What this kind of thinking omits to take into account is that, while the regular Arab national armies which attacked Israel in the past are indeed crumbling, the militias in their countries are mushrooming dangerously. They are bursting out of their national boundaries, nourished with arms, manpower and funding from distant sources in and beyond the Middle East.
debkafile’s military sources point to the example of the Syrian army’s 17th Reserve Division, whose recent defeat in the battle for the Euphrates River in eastern Syria established a regional landmark. It removed the last gap in the 1,000-kilometer long chain of command formed by Islamist forces identified or associated with al Qaeda, which now runs contiguously from the northern outskirts of Baghdad to the eastern fringes of Damascus. The Syrian Golan, since it fell to the Islamist militias fighting with Syrian rebels, forms part of that chain. The Battle for the Euphrates was a landmark event in that it opened the way for al Qaeda to conduct itself as a transnational force in combat. And indeed, in a recent encounter, al Qaeda in Iraq claimed victory over Syrian military units which, having crossed the border into that country, lost the battle at the cost of 48 soldiers and 9 agents dead.
Therefore, any “conflagration” in Syria, for instance, could quickly spread to Lebanon, Iraq or the Golan; and a violent incident in Egypt may emanate from or spill over into Libya, Israel or Algeria.
This eventuality was intimated in another part of the Gantz lecture: “The only permanent factor we are seeing in the last two years is that nothing is permanent. Egypt, too, which underwent a revolutionary process, has not achieved permanence; old and familiar arenas are changing and are being replaced by newer, weightier, ones,” said the chief of staff. “The threats have not gone, only assumed new shapes and when we encounter them in the future, will demand of us enhanced strength.”

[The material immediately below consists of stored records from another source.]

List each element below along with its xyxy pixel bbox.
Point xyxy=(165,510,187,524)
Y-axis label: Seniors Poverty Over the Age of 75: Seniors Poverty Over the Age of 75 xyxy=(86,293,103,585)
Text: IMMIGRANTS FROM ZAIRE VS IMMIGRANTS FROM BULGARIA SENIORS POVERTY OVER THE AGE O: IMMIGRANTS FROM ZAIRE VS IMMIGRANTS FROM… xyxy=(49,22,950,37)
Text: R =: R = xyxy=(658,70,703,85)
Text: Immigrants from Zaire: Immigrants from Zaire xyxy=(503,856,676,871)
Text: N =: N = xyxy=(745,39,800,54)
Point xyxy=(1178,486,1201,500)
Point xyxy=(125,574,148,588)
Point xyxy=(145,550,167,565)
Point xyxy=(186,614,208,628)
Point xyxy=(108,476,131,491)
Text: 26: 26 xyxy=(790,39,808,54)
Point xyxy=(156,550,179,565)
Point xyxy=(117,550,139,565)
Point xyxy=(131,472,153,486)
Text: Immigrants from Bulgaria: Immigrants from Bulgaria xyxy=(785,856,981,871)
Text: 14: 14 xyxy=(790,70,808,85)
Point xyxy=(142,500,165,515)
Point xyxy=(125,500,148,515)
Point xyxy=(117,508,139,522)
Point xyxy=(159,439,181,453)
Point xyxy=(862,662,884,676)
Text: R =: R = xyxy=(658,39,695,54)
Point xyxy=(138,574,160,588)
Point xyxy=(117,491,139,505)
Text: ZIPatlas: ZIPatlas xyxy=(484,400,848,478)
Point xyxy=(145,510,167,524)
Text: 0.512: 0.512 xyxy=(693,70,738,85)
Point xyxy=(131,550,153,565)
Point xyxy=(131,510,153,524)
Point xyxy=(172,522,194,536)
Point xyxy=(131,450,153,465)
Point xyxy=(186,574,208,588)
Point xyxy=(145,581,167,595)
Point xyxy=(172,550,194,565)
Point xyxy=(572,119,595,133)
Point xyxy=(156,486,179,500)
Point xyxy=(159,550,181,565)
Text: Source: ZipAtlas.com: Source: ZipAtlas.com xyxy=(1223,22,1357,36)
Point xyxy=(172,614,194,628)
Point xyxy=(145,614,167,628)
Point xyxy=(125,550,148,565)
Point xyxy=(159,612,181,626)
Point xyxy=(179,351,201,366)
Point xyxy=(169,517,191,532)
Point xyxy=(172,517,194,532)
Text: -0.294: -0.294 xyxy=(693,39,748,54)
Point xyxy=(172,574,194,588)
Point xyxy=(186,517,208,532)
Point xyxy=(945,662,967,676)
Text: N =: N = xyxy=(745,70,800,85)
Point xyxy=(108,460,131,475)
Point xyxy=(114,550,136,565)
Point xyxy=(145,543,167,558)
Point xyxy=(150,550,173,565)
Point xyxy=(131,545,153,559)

Gantz went on to say: “True, we aren’t preparing to fight a regular army, but when next challenged, we shall still have to crawl through the burrows of Gaza and reach every building in Judea and Samaria.”
The general omitted reference to Iran. This may have been because a nuclear Iran represents the prospect of all-out war with a national army and is therefore the exception to the theory embodied in his lecture.
Regarding Syria, he said: “The situation in Syria has become exceptionally dangerous and unstable. Although the probability of a conventional war against the Syrian army is low, the terrorist organizations fighting Assad may next set their sights on us. The Syrian army’s tremendous strategic resources may well fall into terrorist hands.”